という、これらカレー料理の特徴が、ウェルシュ菌増殖の温床になっているのです。
そのため、上記の特徴を満たす他の料理(シチュー、スープなど)においても、同様にウェルシュ菌が増殖する可能性が高いです。

「ウェルシュ菌」の厄介な点
・見た目や匂いで分からない!
変な匂いがしたり、糸を引いたりしていれば、誰でも「これを食べたら危険」と怪しみますよね。

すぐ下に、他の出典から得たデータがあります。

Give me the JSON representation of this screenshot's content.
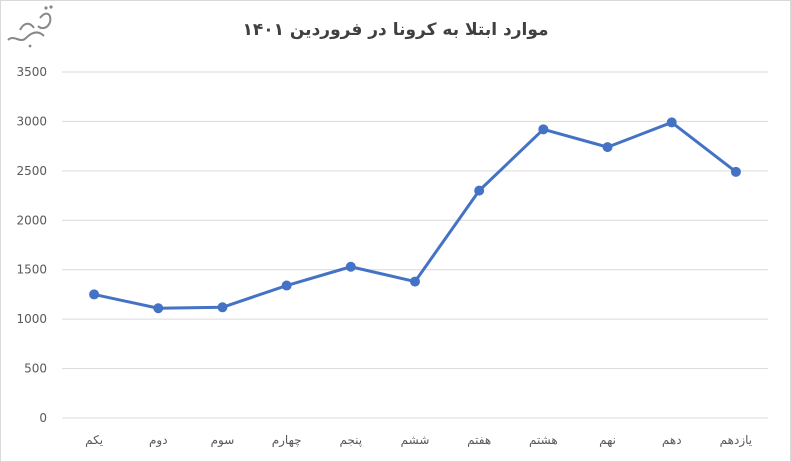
{
  "chart_data": {
    "type": "line",
    "title": "موارد ابتلا به کرونا در فروردین ۱۴۰۱",
    "xlabel": "",
    "ylabel": "",
    "categories": [
      "یکم",
      "دوم",
      "سوم",
      "چهارم",
      "پنجم",
      "ششم",
      "هفتم",
      "هشتم",
      "نهم",
      "دهم",
      "یازدهم"
    ],
    "series": [
      {
        "values": [
          1250,
          1110,
          1120,
          1340,
          1530,
          1380,
          2300,
          2920,
          2740,
          2990,
          2490
        ]
      }
    ],
    "ylim": [
      0,
      3500
    ],
    "yticks": [
      0,
      500,
      1000,
      1500,
      2000,
      2500,
      3000,
      3500
    ],
    "grid": true,
    "legend": "none",
    "colors": {
      "line": "#4472c4",
      "grid": "#d9d9d9",
      "tick_text": "#595959",
      "title_text": "#404040"
    }
  }
}
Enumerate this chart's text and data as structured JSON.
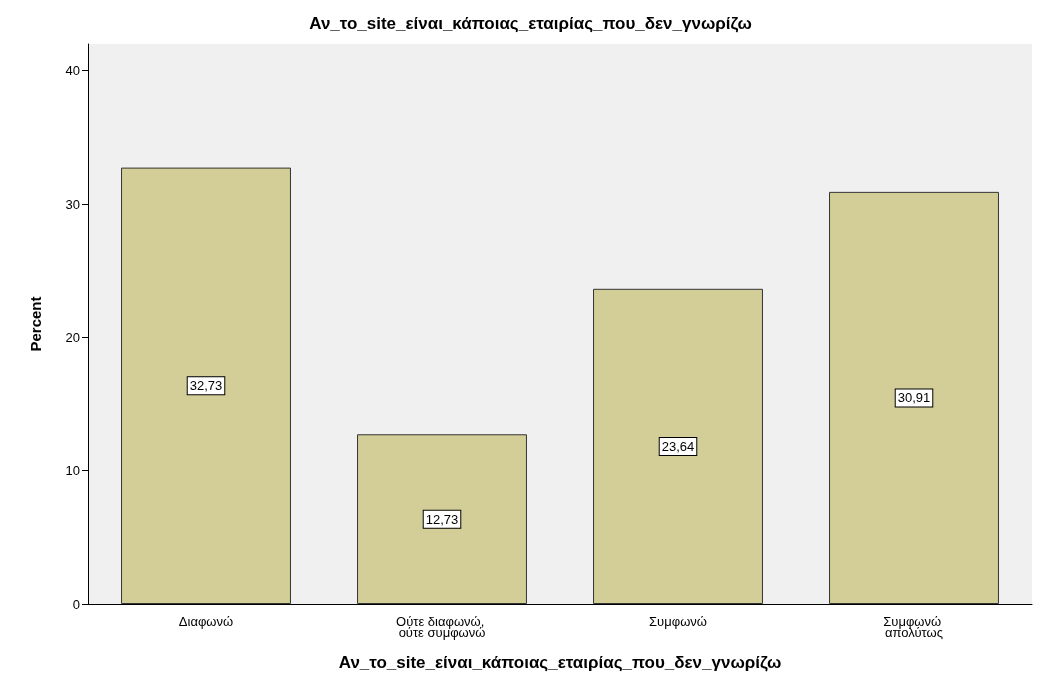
{
  "chart_data": {
    "type": "bar",
    "title": "Αν_το_site_είναι_κάποιας_εταιρίας_που_δεν_γνωρίζω",
    "xlabel": "Αν_το_site_είναι_κάποιας_εταιρίας_που_δεν_γνωρίζω",
    "ylabel": "Percent",
    "categories": [
      "Διαφωνώ",
      "Ούτε διαφωνώ, ούτε συμφωνώ",
      "Συμφωνώ",
      "Συμφωνώ απολύτως"
    ],
    "values": [
      32.73,
      12.73,
      23.64,
      30.91
    ],
    "value_labels": [
      "32,73",
      "12,73",
      "23,64",
      "30,91"
    ],
    "color": "#d3ce97",
    "ylim": [
      0,
      42
    ],
    "yticks": [
      0,
      10,
      20,
      30,
      40
    ],
    "grid": false
  }
}
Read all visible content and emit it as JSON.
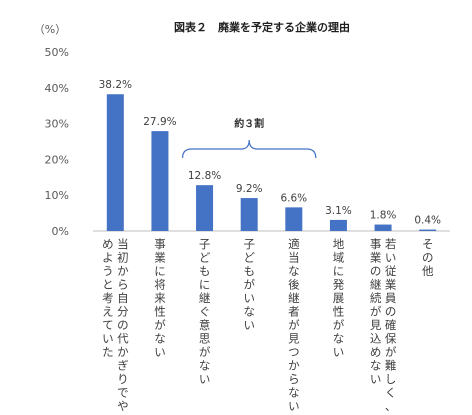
{
  "chart_data": {
    "type": "bar",
    "title": "図表２　廃業を予定する企業の理由",
    "unit_label": "（%）",
    "ylim": [
      0,
      50
    ],
    "yticks": [
      "0%",
      "10%",
      "20%",
      "30%",
      "40%",
      "50%"
    ],
    "grid": false,
    "bar_color": "#4472C4",
    "categories": [
      [
        "当初から自分の代かぎりでや",
        "めようと考えていた"
      ],
      [
        "事業に将来性がない"
      ],
      [
        "子どもに継ぐ意思がない"
      ],
      [
        "子どもがいない"
      ],
      [
        "適当な後継者が見つからない"
      ],
      [
        "地域に発展性がない"
      ],
      [
        "若い従業員の確保が難しく、",
        "事業の継続が見込めない"
      ],
      [
        "その他"
      ]
    ],
    "values": [
      38.2,
      27.9,
      12.8,
      9.2,
      6.6,
      3.1,
      1.8,
      0.4
    ],
    "value_labels": [
      "38.2%",
      "27.9%",
      "12.8%",
      "9.2%",
      "6.6%",
      "3.1%",
      "1.8%",
      "0.4%"
    ],
    "annotation": {
      "text": "約３割",
      "from_category": 2,
      "to_category": 4
    }
  }
}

ところが、 ウェルシュ菌は見た目も匂いも全く変化させません。
だから気づかず食べてしまうし、腹痛の心当たりがすぐには思い出せないというくせ者です。
・100℃で煮込んでも死なない!
グツグツ加熱すれば、熱に弱いたいていの菌は死滅してしまいます。
ところが、ウェルシュ菌は熱に強い芽胞(がほう)という休眠状態で生き残り、温度が下がった時に殻から出てきて復活します。
そして急速に増殖するのです。
・密閉された環境で大繁殖!
たいていの食品は、保存する時になるべく空気に触れないようにするものですが、ウェルシュ菌は酸素のないところが大好き。

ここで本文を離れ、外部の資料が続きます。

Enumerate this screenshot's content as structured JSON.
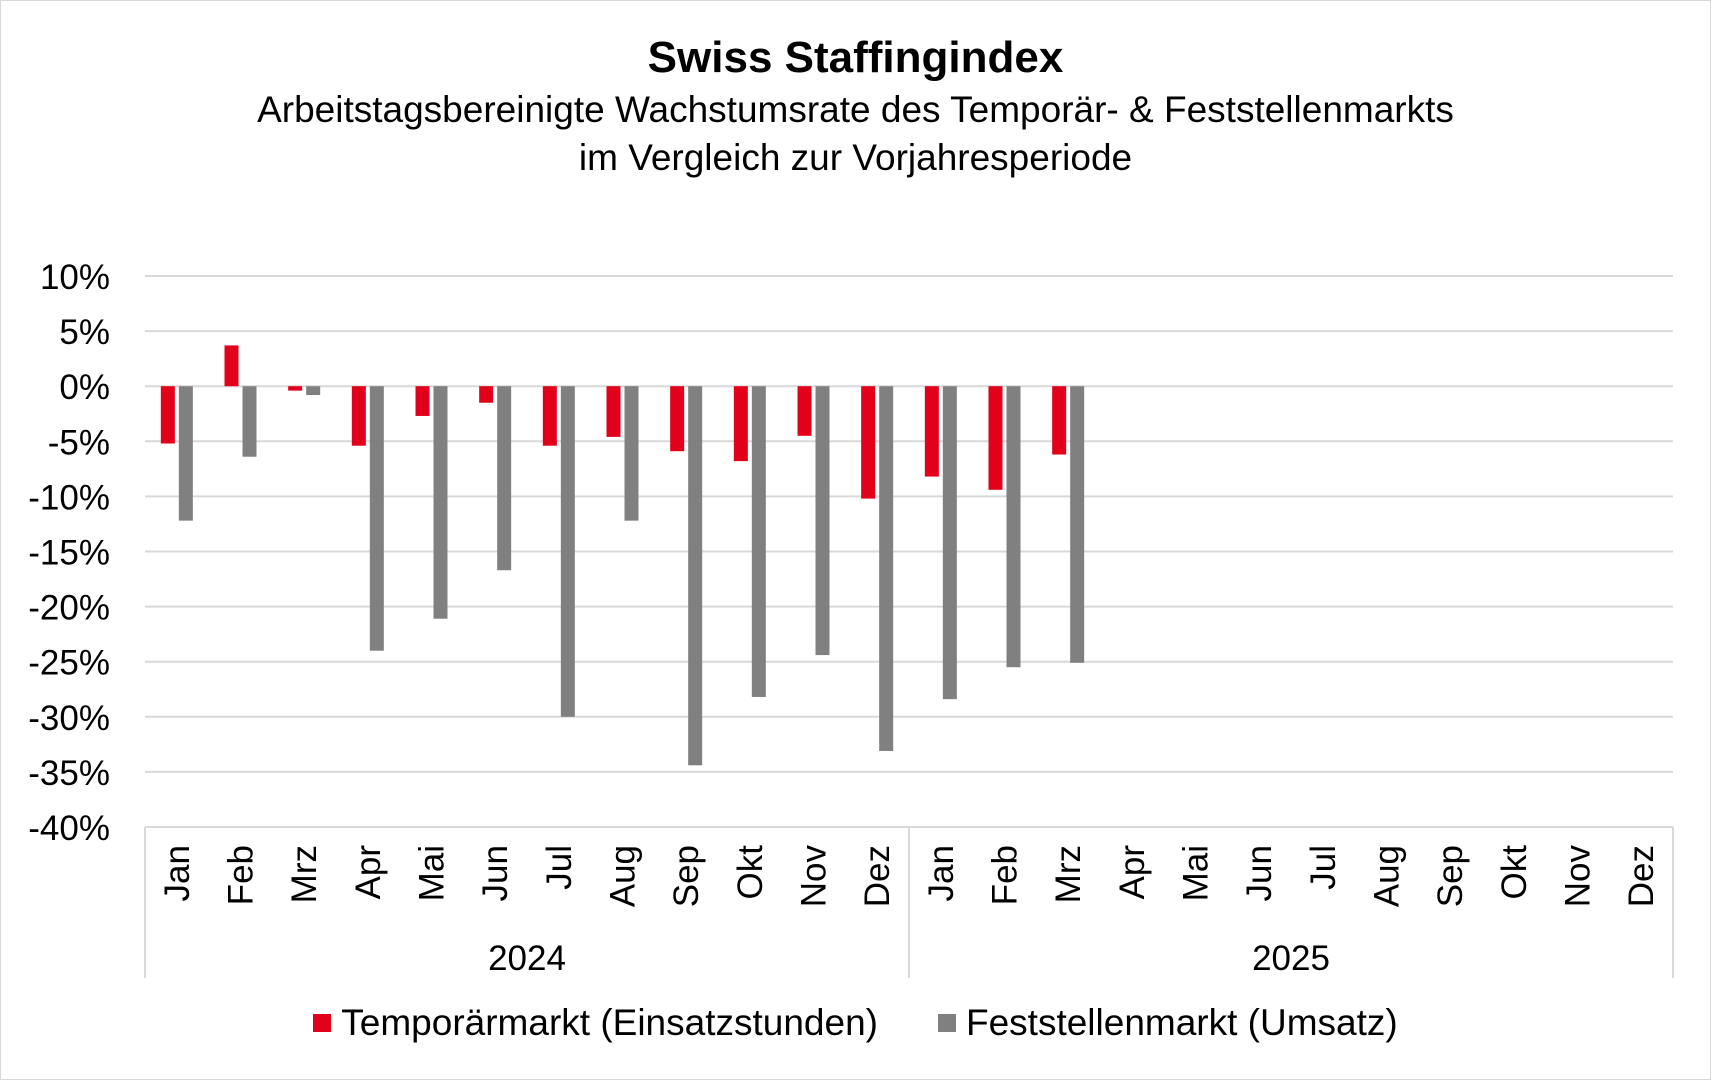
{
  "chart_data": {
    "type": "bar",
    "title": "Swiss Staffingindex",
    "subtitle_line1": "Arbeitstagsbereinigte Wachstumsrate des Temporär- & Feststellenmarkts",
    "subtitle_line2": "im Vergleich zur Vorjahresperiode",
    "categories": [
      "Jan",
      "Feb",
      "Mrz",
      "Apr",
      "Mai",
      "Jun",
      "Jul",
      "Aug",
      "Sep",
      "Okt",
      "Nov",
      "Dez",
      "Jan",
      "Feb",
      "Mrz",
      "Apr",
      "Mai",
      "Jun",
      "Jul",
      "Aug",
      "Sep",
      "Okt",
      "Nov",
      "Dez"
    ],
    "groups": [
      {
        "label": "2024",
        "count": 12
      },
      {
        "label": "2025",
        "count": 12
      }
    ],
    "series": [
      {
        "name": "Temporärmarkt (Einsatzstunden)",
        "color": "#e3001b",
        "values": [
          -5.2,
          3.7,
          -0.4,
          -5.4,
          -2.7,
          -1.5,
          -5.4,
          -4.6,
          -5.9,
          -6.8,
          -4.5,
          -10.2,
          -8.2,
          -9.4,
          -6.2,
          null,
          null,
          null,
          null,
          null,
          null,
          null,
          null,
          null
        ]
      },
      {
        "name": "Feststellenmarkt (Umsatz)",
        "color": "#808080",
        "values": [
          -12.2,
          -6.4,
          -0.8,
          -24.0,
          -21.1,
          -16.7,
          -30.0,
          -12.2,
          -34.4,
          -28.2,
          -24.4,
          -33.1,
          -28.4,
          -25.5,
          -25.1,
          null,
          null,
          null,
          null,
          null,
          null,
          null,
          null,
          null
        ]
      }
    ],
    "ylim": [
      -40,
      10
    ],
    "yticks": [
      10,
      5,
      0,
      -5,
      -10,
      -15,
      -20,
      -25,
      -30,
      -35,
      -40
    ],
    "ytick_labels": [
      "10%",
      "5%",
      "0%",
      "-5%",
      "-10%",
      "-15%",
      "-20%",
      "-25%",
      "-30%",
      "-35%",
      "-40%"
    ],
    "grid": true,
    "legend_position": "bottom"
  }
}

大鍋の底にあるカレーは、空気に触れることなく、栄養もたっぷりで理想的な環境になってしまうのです。
正しいカレーの保存方法
では食べきれずに残ったカレーはどのように保存すればいいのでしょうか!?
①常温保存しない(加熱 or 冷蔵)
カレーが冷えてウェルシュ菌が住み良い温度になると、ウェルシュ菌は殻から出てきて活動(増殖)を開始します。
その為、カレーが常に60℃以上になるよう加熱し続けることで、ウェルシュ菌を殻の中に閉じ込め、増殖を防ぐことができます。

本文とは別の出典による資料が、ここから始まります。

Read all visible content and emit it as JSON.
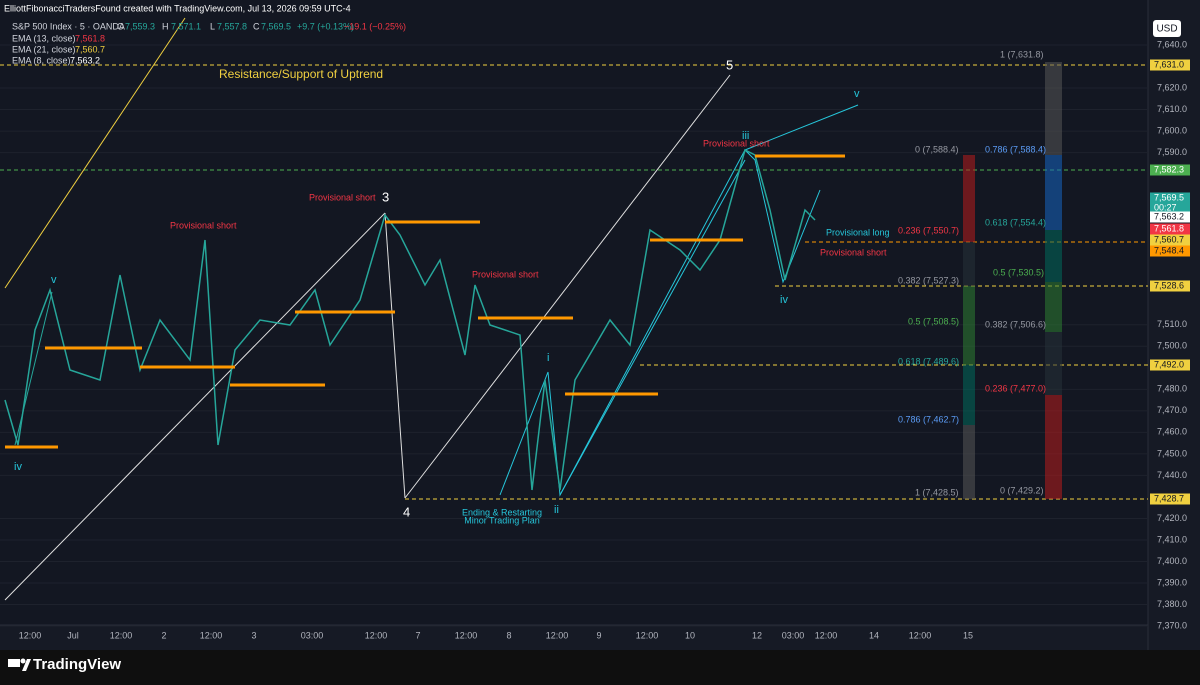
{
  "header": {
    "credit": "ElliottFibonacciTradersFound created with TradingView.com, Jul 13, 2026 09:59 UTC-4",
    "symbol": "S&P 500 Index · 5 · OANDA",
    "o_label": "O",
    "open": "7,559.3",
    "h_label": "H",
    "high": "7,571.1",
    "l_label": "L",
    "low": "7,557.8",
    "c_label": "C",
    "close": "7,569.5",
    "change": "+9.7 (+0.13%)",
    "change2": "−19.1 (−0.25%)"
  },
  "indicators": [
    {
      "name": "EMA (13, close)",
      "value": "7,561.8"
    },
    {
      "name": "EMA (21, close)",
      "value": "7,560.7"
    },
    {
      "name": "EMA (8, close)",
      "value": "7,563.2"
    }
  ],
  "annotations": {
    "trend": "Resistance/Support of Uptrend",
    "w3": "3",
    "w4": "4",
    "w5": "5",
    "wiii": "iii",
    "wiv_left": "iv",
    "wv_left": "v",
    "wi": "i",
    "wii": "ii",
    "wiv_right": "iv",
    "wv_right": "v",
    "ps1": "Provisional short",
    "ps2": "Provisional short",
    "ps3": "Provisional short",
    "ps4": "Provisional short",
    "ps5": "Provisional short",
    "pl": "Provisional long",
    "plan1": "Ending & Restarting",
    "plan2": "Minor Trading Plan"
  },
  "fib_left": [
    "1 (7,631.8)",
    "0 (7,588.4)",
    "0.236 (7,550.7)",
    "0.382 (7,527.3)",
    "0.5 (7,508.5)",
    "0.618 (7,489.6)",
    "0.786 (7,462.7)",
    "1 (7,428.5)"
  ],
  "fib_right": [
    "0.786 (7,588.4)",
    "0.618 (7,554.4)",
    "0.5 (7,530.5)",
    "0.382 (7,506.6)",
    "0.236 (7,477.0)",
    "0 (7,429.2)"
  ],
  "price_axis": {
    "currency": "USD",
    "ticks": [
      "7,640.0",
      "7,620.0",
      "7,610.0",
      "7,600.0",
      "7,590.0",
      "7,510.0",
      "7,500.0",
      "7,480.0",
      "7,470.0",
      "7,460.0",
      "7,450.0",
      "7,440.0",
      "7,420.0",
      "7,410.0",
      "7,400.0",
      "7,390.0",
      "7,380.0",
      "7,370.0"
    ],
    "tags": [
      "7,631.0",
      "7,582.3",
      "7,569.5",
      "00:27",
      "7,563.2",
      "7,561.8",
      "7,560.7",
      "7,548.4",
      "7,528.6",
      "7,492.0",
      "7,428.7"
    ]
  },
  "time_axis": [
    "12:00",
    "Jul",
    "12:00",
    "2",
    "12:00",
    "3",
    "03:00",
    "12:00",
    "7",
    "12:00",
    "8",
    "12:00",
    "9",
    "12:00",
    "10",
    "12",
    "03:00",
    "12:00",
    "14",
    "12:00",
    "15"
  ],
  "footer": {
    "brand": "TradingView"
  }
}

「一晩もカレーを火にかけ続けられないよ」という場合には、冷蔵庫で保存する方法も有効です。
冷蔵庫内のように寒すぎる環境においても、ウェルシュ菌は殻の中に閉じこもり、活動を停止します。
②小分けにする
上記のように、ウェルシュ菌は空気を嫌う性質があるため、小分けにして空気に触れる表面積を増やすことも大切です。
また、小分けにすると熱が伝わりやすくなるため、冷蔵庫の保管時には特に有効です。
③食べる直前で再度加熱する
ウェルシュ菌自体には加熱の効果はありませんが、ウェルシュ菌が作り出した毒素は、過熱することで無害化されます。
冷蔵庫に入れたカレーを食べる前に、一度火を通しましょう。
ウェルシュ菌は自然界の至る所に存在し、土・川・動物や人の体内など、ウェルシュ菌のいない場所を探す方が難しいぐらいらしいです。
ウェルシュ菌の食中毒の発症菌数は1000万個程度なので、正しい方法で保存し、ウェルシュ菌を少しでも増やさないようにして、食中毒にならず、美味しくカレーを食べるようにしましょう。